On top of that there is no guarantee that the first option of massive redistribution will make much difference to social cohesion itself. We have not only made race synonymous with inequity, but for the most part exclusively the ongoing cause of it. Yet polarising inequities exist increasingly across the world, both internationally and domestically.
Making those inequities colourless, will give some respite in race relations but could exacerbate them in a class form and with all very much poorer. Relying mostly on regulation to change behaviour is seldom effective. But at the very least, the regulatory framework needs reviewing to create new targets that shift away from exclusively measuring wealth inequities and to include social cohesion goals.
American writer and Nobel laureate, Toni Morrison once said: “The very serious function of racism is distraction. It keeps you from doing your work. It keeps you explaining, over and over again, your reason for being.”
As much as racism distracts the victim, the victim can also use it as a distraction. This is particularly true of leaders who time after time use the “race card” to deflect accountability. (See latest example here.) It has become fashionable to silence critics by implying some racial bias in the censure. Once that sticks, it mutes further criticism not only of the source but the subject as well. In addition, it fuels anger and polarisation.
We cannot underplay the lingering and justifiable anger and resentment that many in South Africa still have about the past. But if we can learn one thing from history, it is that civil strife and sectarian violence mostly have their roots in inherited anger and resentment; emotions that are deliberately or even unwittingly passed on from one generation to the next, sometimes spanning centuries.

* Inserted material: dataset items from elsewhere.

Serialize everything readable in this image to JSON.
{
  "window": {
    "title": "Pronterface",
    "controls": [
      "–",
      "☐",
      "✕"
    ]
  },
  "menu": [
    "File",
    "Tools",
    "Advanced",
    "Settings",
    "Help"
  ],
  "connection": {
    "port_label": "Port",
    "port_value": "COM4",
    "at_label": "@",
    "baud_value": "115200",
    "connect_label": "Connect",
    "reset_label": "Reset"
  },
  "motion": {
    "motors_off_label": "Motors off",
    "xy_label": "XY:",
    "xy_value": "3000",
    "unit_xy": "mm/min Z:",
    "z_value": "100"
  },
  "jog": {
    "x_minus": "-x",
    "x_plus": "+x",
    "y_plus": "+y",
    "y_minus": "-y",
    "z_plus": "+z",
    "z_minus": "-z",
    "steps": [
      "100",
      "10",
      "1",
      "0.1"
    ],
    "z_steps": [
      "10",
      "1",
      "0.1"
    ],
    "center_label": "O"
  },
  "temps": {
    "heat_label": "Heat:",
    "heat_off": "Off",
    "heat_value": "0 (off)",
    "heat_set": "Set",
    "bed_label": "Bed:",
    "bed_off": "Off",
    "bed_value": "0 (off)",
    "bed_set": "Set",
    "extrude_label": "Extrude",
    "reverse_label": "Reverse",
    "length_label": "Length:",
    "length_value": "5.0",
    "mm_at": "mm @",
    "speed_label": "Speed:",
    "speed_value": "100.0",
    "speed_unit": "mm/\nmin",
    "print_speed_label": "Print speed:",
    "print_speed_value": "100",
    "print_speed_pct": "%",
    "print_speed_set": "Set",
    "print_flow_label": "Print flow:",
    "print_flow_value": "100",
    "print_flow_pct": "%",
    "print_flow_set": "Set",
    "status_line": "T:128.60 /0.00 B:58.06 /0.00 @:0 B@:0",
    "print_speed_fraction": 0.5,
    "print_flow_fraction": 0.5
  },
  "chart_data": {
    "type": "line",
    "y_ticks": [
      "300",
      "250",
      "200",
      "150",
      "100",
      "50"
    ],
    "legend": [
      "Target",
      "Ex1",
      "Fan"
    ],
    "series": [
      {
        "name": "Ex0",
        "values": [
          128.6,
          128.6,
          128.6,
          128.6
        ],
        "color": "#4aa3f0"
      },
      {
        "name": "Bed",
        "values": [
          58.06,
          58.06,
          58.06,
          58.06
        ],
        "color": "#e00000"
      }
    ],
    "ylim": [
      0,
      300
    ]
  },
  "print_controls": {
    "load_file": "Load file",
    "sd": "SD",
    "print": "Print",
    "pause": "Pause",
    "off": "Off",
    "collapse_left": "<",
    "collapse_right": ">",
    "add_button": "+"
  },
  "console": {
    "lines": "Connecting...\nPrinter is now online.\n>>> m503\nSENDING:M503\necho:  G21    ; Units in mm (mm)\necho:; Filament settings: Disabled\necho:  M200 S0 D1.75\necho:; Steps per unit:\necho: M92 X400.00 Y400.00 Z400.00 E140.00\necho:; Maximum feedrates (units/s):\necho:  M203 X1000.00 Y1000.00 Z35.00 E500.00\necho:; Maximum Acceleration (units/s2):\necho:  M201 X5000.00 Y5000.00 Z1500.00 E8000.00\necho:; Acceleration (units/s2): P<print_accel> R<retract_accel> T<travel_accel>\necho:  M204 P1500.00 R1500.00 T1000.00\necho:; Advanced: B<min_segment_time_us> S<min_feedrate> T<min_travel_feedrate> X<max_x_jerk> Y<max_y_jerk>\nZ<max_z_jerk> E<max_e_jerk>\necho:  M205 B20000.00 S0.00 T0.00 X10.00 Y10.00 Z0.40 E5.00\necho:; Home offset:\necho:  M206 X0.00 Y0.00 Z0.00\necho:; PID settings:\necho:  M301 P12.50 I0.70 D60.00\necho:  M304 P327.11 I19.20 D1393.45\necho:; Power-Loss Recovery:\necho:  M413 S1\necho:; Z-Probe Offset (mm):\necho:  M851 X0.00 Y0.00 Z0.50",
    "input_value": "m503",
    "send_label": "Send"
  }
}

Racism is about individual behaviour. As such it is the one thing, more than any other, which we can control as people and help shape our national destiny. We all have our prejudices. It is how we act on them that defines who we are. Prejudices are easy to justify, entrench and confirm. But they are also barriers to knowledge and self-actualisation.
But let’s acknowledge an important falsehood first: the iniquitous generalisations that ignore the very many expressions and acts of goodwill between people of all colours, the many close bonds people have across colour lines and the majority that harbour no ill-will towards others. (See example here).
That said, I have for a long time felt that in the interest of so-called “robust debate” and freedom of expression, we more often than not are simply discourteous and impolite. We see it everywhere: in comments on websites, interviewers and debates on television and of course the crescendo of garbage on social media. It seldom contributes to increasing knowledge and understanding.
Clearly, as a nation, we have to learn to deal differently with social media. It has the ability to catapult the petty and irrelevant into the mainstream; into national consciousness to give it a status far beyond that which could be compared to the cacophony of inanities and profanities one hears in the local pub.
But here’s the paradox: notwithstanding the deep hurt and sensitivities that exist, the most effective way of defusing racism and racial slurs is by not taking the rhetoric itself too seriously at a personal level. Ridicule is always an effective counter to any insult. It means simply: don’t hurt, and don’t be hurt. The latter is as much in our control as the former.
Of all of the most majestic goals we can have as a nation, there is none greater than achieving a state of peaceful multi-culturism. It overshadows in significance any other and can be an example that could take all of humanity a giant leap forward, particularly in these very turbulent times and what’s happening elsewhere.
We held that position for a brief period after 1994. We can recapture it.